Mr. Wenyu Liu, a PhD student at the University of Calgary, graduated from Tsinghua University in Beijing. He said, "It is painful to recall the persecution I suffered in China. For the three years that I was jailed, the police repeatedly beat me, shocked me with electric batons, and threatened to kill me. When being shocked, my heart froze and the smell of burning flesh filled the room. The feeling was something I never want to recall. They also deprived me of sleep for many nights in order to break my will."
Mr. Liu's wife, Yao Yue, a practitioner from Tsinghua, was sentenced to twelve years. Mr. Liu said, "Today, my wife is suffering continuous abuse, brainwashing, and heavy labor in Beijing Women's Prison. She requested communication with me, but was not allowed. Her parents told me her health is in poor. From the age of 28 to 36 she has served almost nine years in jail. She has had the best years of her life stolen from her by this evil regime. I miss her very, very much. My schoolmate Yu Ping, a former PhD student, was sent to a labor camp in April, 2008. My friend Zheng Xujun also a former PhD student, was sent to a labor camp in February 2008. These cases took place right before the Beijing Olympic Games."
Internet censorship
Mr. Shiyu Zhou, the Deputy Director of Global Internet Freedom Consortium, pointed out, "The Chinese authorities started Internet censorship as soon as the Internet became popular. The battle over the Internet has intensified since 1999 after the suppression of Falun Gong started." "The CCP regime co-opted North American companies such as Cisco and Nortel to create an Internet that is fully censored and monitored."
Ms. Song said, "In December 2001 I posted on the Beijing University Internet Bulletin Board System an article revealing that the self-immolation incident was a set up by the government to frame Falun Gong. Since China's Bulletin Board Systems were under the control of the regime, Chinese police found out my IP address with the Internet surveillance system and arrested me on the morning of December 25, 2001."
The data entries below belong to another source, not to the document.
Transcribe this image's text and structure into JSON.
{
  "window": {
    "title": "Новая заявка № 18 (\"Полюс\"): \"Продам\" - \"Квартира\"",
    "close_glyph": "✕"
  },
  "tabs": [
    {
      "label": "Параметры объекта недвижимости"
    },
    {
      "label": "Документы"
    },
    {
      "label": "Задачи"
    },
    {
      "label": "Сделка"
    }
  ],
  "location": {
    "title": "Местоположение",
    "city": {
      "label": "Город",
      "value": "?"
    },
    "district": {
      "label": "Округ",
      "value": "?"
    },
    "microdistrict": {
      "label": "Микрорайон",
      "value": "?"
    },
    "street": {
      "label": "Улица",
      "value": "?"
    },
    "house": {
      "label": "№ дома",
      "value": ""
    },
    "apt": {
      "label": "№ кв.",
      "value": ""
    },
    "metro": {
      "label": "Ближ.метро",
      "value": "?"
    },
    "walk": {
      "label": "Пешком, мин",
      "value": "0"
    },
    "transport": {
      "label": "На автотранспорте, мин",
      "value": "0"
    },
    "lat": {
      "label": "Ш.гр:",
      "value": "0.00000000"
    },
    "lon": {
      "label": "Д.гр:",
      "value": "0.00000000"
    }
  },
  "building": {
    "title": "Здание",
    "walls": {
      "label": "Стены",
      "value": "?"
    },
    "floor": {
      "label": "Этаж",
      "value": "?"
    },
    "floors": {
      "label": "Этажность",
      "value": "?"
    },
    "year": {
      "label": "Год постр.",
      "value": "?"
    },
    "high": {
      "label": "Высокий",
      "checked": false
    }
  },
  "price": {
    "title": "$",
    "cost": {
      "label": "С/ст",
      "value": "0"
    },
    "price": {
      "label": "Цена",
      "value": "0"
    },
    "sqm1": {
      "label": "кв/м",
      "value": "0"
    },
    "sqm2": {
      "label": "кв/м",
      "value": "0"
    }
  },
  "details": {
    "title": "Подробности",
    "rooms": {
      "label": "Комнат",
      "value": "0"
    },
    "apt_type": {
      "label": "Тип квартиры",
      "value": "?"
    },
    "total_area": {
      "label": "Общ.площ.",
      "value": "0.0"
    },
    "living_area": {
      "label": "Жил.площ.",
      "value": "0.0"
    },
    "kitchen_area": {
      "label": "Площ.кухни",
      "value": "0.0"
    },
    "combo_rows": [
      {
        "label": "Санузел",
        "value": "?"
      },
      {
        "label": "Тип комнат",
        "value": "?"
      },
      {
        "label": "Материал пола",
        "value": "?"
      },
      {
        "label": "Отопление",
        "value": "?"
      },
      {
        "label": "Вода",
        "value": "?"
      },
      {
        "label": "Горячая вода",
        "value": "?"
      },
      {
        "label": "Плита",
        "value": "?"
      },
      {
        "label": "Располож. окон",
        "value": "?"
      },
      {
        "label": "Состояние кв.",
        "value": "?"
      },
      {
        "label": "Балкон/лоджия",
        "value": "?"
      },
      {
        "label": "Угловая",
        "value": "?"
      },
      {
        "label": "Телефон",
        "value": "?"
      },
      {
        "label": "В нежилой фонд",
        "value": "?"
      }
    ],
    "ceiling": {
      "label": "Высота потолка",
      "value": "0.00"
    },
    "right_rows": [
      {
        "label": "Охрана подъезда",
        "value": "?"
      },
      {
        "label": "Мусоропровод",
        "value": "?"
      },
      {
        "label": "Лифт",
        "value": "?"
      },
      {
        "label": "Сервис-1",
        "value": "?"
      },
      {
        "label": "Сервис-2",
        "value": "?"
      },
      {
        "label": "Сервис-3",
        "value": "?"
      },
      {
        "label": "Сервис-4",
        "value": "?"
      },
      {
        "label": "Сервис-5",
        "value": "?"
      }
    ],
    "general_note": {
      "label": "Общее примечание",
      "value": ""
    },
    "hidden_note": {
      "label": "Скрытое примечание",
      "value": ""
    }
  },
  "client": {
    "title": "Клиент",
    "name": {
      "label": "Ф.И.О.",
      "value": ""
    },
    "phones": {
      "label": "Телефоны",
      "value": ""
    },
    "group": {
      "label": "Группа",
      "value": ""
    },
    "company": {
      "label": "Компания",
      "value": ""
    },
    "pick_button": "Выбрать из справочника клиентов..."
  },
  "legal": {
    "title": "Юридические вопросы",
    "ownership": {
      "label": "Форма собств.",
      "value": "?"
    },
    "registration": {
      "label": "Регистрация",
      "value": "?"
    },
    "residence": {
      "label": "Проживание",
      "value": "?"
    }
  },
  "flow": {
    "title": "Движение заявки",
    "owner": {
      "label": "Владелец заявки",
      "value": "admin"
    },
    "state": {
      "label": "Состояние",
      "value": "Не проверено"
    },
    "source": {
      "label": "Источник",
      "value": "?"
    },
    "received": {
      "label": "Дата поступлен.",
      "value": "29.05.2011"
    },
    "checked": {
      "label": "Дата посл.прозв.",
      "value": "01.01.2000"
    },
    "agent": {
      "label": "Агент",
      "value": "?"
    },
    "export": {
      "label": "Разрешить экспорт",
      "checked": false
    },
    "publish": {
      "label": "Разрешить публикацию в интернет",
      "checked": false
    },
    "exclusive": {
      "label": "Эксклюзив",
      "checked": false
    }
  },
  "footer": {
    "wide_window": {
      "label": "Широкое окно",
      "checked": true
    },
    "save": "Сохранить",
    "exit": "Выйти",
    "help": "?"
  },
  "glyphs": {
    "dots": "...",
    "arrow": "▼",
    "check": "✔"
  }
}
Mr. Liu stated, "After almost one year of abuse and detention, the Beijing Intermediate Court subjected six Falun Gong practitioners, including my wife and me, to a show trial. We were accused of downloading information about Falun Gong from the Internet and spreading it and hanging up Falun Gong banners. At the end of the show trial, my wife was sentenced to twelve years in prison, and I was sentenced to three years. Other fellow practitioners were sentenced to 11, 10, 9 and 5 years. Amnesty International reported on this case in 2002."
Commerce at the cost of human rights is inappropriate
MP Scott Reid, the host of the event, said the fact that China's communist regime was making money from persecuting Falun Gong practitioners was especially disturbing, "The worst forms of human rights abuses are those which are economically sustainable. Abusing human rights on a mass scale is an immense proposition. It requires a lot of money and vast resources and therefore it can only be perpetuated in the long term when it becomes self-financing. That was certainly the key of the SS system that was used to exploit and profitably destroy the Jewish population."
Mr. Kilgour said in his conclusion, "As the world experiences the economic crisis and seeks China's cooperation in dealing with its challenges, it is tempting to overlook Beijing's human rights record. We must remind our leaders that to equivocate on China's record here is a departure from Canada's own values of human dignity and rule of law. We must caution them that trade with China at any price is costly both for the people of China and the people of the world. We must remember the sacrifices of victims of the massacre and other abuses. We must demand that, instead of mocking the Universal Declaration of Human Rights, China should honor its provisions."